British Columbia, Canada
July 24-27, 2005

A Visual Concomitant of the Lombard Reflex

Jeesun Kim (1), Chris Davis (1), Guillaume Vignali (1), Harold Hill (2)

(1) Department of Psychology, The University of Melbourne, Melbourne, Australia
(2) Department of Vision Dynamics, ATR, Kyoto, Japan

The aim of the study was to examine how visual speech (speech related head and face movement) might vary as a function of communicative environment. To this end, measurements of head and face movement were recorded for four talkers who uttered the same ten sentences in quiet and four types of background noise condition (Babble and White noise presented through ear plugs or loud speakers). These sentences were also spoken in a whisper. Changes between the normal and in-noise conditions were apparent in many of the Principal Components (PCs) of head and face movement. To simplify the analysis of differences between conditions only the first six movement PCs were considered. The strength and composition of the changes was variable. Large changes occurred for jaw and mouth movement, face expansion and contraction and head rotation in the Z axis. Minimal change occurred for PC3 (rigid head translation in the Z axis).

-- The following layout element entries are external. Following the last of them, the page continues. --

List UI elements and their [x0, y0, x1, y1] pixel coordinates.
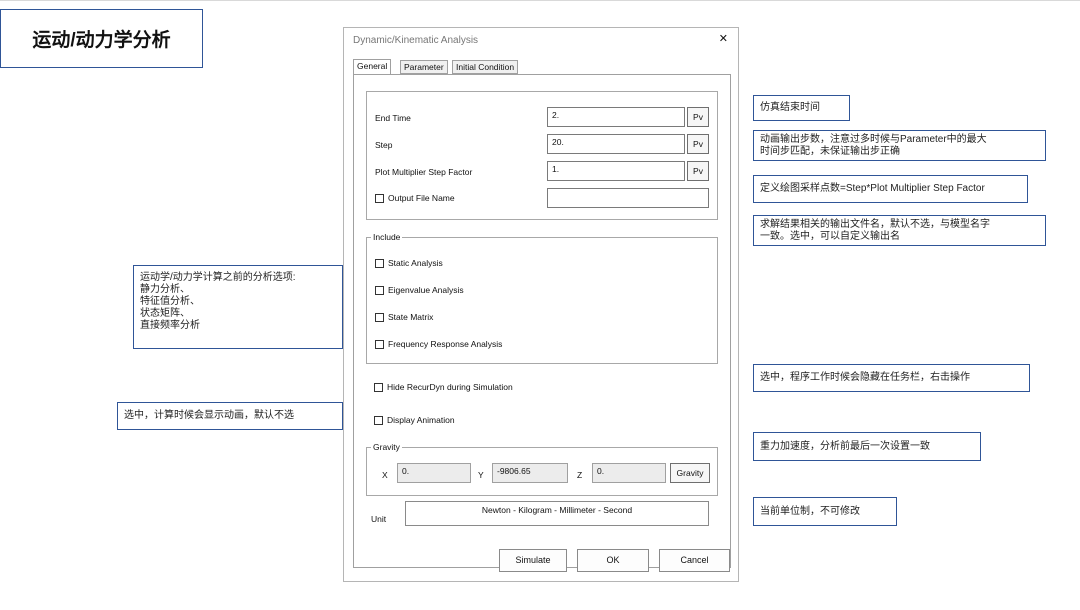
- gravity-y-label: Y: [478, 470, 484, 480]
- note-include-line-4: 状态矩阵、: [140, 308, 190, 319]
- note-output-file-line-2: 一致。选中，可以自定义输出名: [760, 231, 900, 242]
- checkbox-box: [375, 258, 384, 268]
- plot-multiplier-pv-button[interactable]: Pv: [687, 161, 709, 181]
- cancel-button[interactable]: Cancel: [659, 549, 730, 572]
- note-hide: 选中，程序工作时候会隐藏在任务栏，右击操作: [753, 364, 1030, 392]
- gravity-y-input[interactable]: -9806.65: [492, 463, 568, 483]
- dialog-title: Dynamic/Kinematic Analysis: [353, 35, 479, 46]
- note-unit: 当前单位制，不可修改: [753, 497, 897, 526]
- include-group: Include Static Analysis Eigenvalue Analy…: [366, 232, 718, 364]
- tab-general[interactable]: General: [353, 59, 392, 75]
- plot-multiplier-label: Plot Multiplier Step Factor: [375, 167, 473, 177]
- end-time-label: End Time: [375, 113, 411, 123]
- frequency-response-label: Frequency Response Analysis: [388, 339, 503, 349]
- gravity-z-input[interactable]: 0.: [592, 463, 666, 483]
- note-end-time: 仿真结束时间: [753, 95, 850, 121]
- simulate-button[interactable]: Simulate: [499, 549, 567, 572]
- general-panel: End Time 2. Pv Step 20. Pv Plot Multipli…: [353, 74, 731, 568]
- checkbox-box: [375, 193, 384, 203]
- note-step-line-1: 动画输出步数，注意过多时候与Parameter中的最大: [760, 134, 987, 145]
- checkbox-box: [374, 415, 383, 425]
- ok-button[interactable]: OK: [577, 549, 649, 572]
- note-output-file: 求解结果相关的输出文件名，默认不选，与模型名字 一致。选中，可以自定义输出名: [753, 215, 1046, 246]
- end-time-input[interactable]: 2.: [547, 107, 685, 127]
- checkbox-box: [375, 285, 384, 295]
- end-time-pv-button[interactable]: Pv: [687, 107, 709, 127]
- gravity-group: Gravity X 0. Y -9806.65 Z 0. Gravity: [366, 442, 718, 496]
- eigenvalue-analysis-label: Eigenvalue Analysis: [388, 285, 464, 295]
- gravity-button[interactable]: Gravity: [670, 463, 710, 483]
- note-include: 运动学/动力学计算之前的分析选项: 静力分析、 特征值分析、 状态矩阵、 直接频…: [133, 265, 343, 349]
- dynamic-kinematic-dialog: Dynamic/Kinematic Analysis ✕ General Par…: [343, 27, 739, 582]
- output-file-label: Output File Name: [388, 193, 455, 203]
- output-file-checkbox[interactable]: Output File Name: [375, 193, 455, 203]
- close-icon[interactable]: ✕: [719, 32, 728, 45]
- step-pv-button[interactable]: Pv: [687, 134, 709, 154]
- note-include-line-5: 直接频率分析: [140, 320, 200, 331]
- include-group-title: Include: [371, 232, 403, 242]
- gravity-x-label: X: [382, 470, 388, 480]
- note-include-line-3: 特征值分析、: [140, 296, 200, 307]
- hide-recurdyn-label: Hide RecurDyn during Simulation: [387, 382, 513, 392]
- note-step: 动画输出步数，注意过多时候与Parameter中的最大 时间步匹配，未保证输出步…: [753, 130, 1046, 161]
- state-matrix-label: State Matrix: [388, 312, 434, 322]
- note-include-line-1: 运动学/动力学计算之前的分析选项:: [140, 272, 296, 283]
- slide-title: 运动/动力学分析: [0, 9, 203, 68]
- step-label: Step: [375, 140, 393, 150]
- plot-multiplier-input[interactable]: 1.: [547, 161, 685, 181]
- note-output-file-line-1: 求解结果相关的输出文件名，默认不选，与模型名字: [760, 219, 990, 230]
- display-animation-checkbox[interactable]: Display Animation: [374, 415, 455, 425]
- hide-recurdyn-checkbox[interactable]: Hide RecurDyn during Simulation: [374, 382, 513, 392]
- step-input[interactable]: 20.: [547, 134, 685, 154]
- display-animation-label: Display Animation: [387, 415, 455, 425]
- note-step-line-2: 时间步匹配，未保证输出步正确: [760, 146, 900, 157]
- static-analysis-checkbox[interactable]: Static Analysis: [375, 258, 443, 268]
- gravity-z-label: Z: [577, 470, 583, 480]
- note-include-line-2: 静力分析、: [140, 284, 190, 295]
- unit-label: Unit: [371, 514, 387, 524]
- time-settings-group: End Time 2. Pv Step 20. Pv Plot Multipli…: [366, 91, 718, 220]
- gravity-group-title: Gravity: [371, 442, 402, 452]
- note-plot-factor: 定义绘图采样点数=Step*Plot Multiplier Step Facto…: [753, 175, 1028, 203]
- gravity-x-input[interactable]: 0.: [397, 463, 471, 483]
- checkbox-box: [375, 339, 384, 349]
- tab-parameter[interactable]: Parameter: [400, 60, 448, 74]
- checkbox-box: [374, 382, 383, 392]
- top-divider: [0, 0, 1080, 1]
- frequency-response-checkbox[interactable]: Frequency Response Analysis: [375, 339, 502, 349]
- eigenvalue-analysis-checkbox[interactable]: Eigenvalue Analysis: [375, 285, 464, 295]
- state-matrix-checkbox[interactable]: State Matrix: [375, 312, 433, 322]
- checkbox-box: [375, 312, 384, 322]
- unit-display: Newton - Kilogram - Millimeter - Second: [405, 501, 709, 526]
- tab-initial-condition[interactable]: Initial Condition: [452, 60, 519, 74]
- output-file-input[interactable]: [547, 188, 709, 208]
- note-animation: 选中，计算时候会显示动画，默认不选: [117, 402, 343, 430]
- static-analysis-label: Static Analysis: [388, 258, 443, 268]
- note-gravity: 重力加速度，分析前最后一次设置一致: [753, 432, 981, 461]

Whispered speech showed many of the characteristics of speech produced in noise but was distinguished by a marked increase in head translation in the Z axis. Analyses of the correlation between auditory speech intensity and movement under the different production conditions also revealed a complex pattern of changes. The correlations between RMS speech energy and the PCs that involved jaw and mouth movement (PC1 and 2) increased markedly from the normal to in-noise production conditions. An increase in the RMS and movement correlation also occurred for head Z-rotation as a function of speaking condition. No increases were observed for the movement associated with head Z-translation, lip protrusion or mouth opening with face contraction. These findings suggest that the relationships underlying Audio-Visual speech perception may differ depending on how that speech was produced.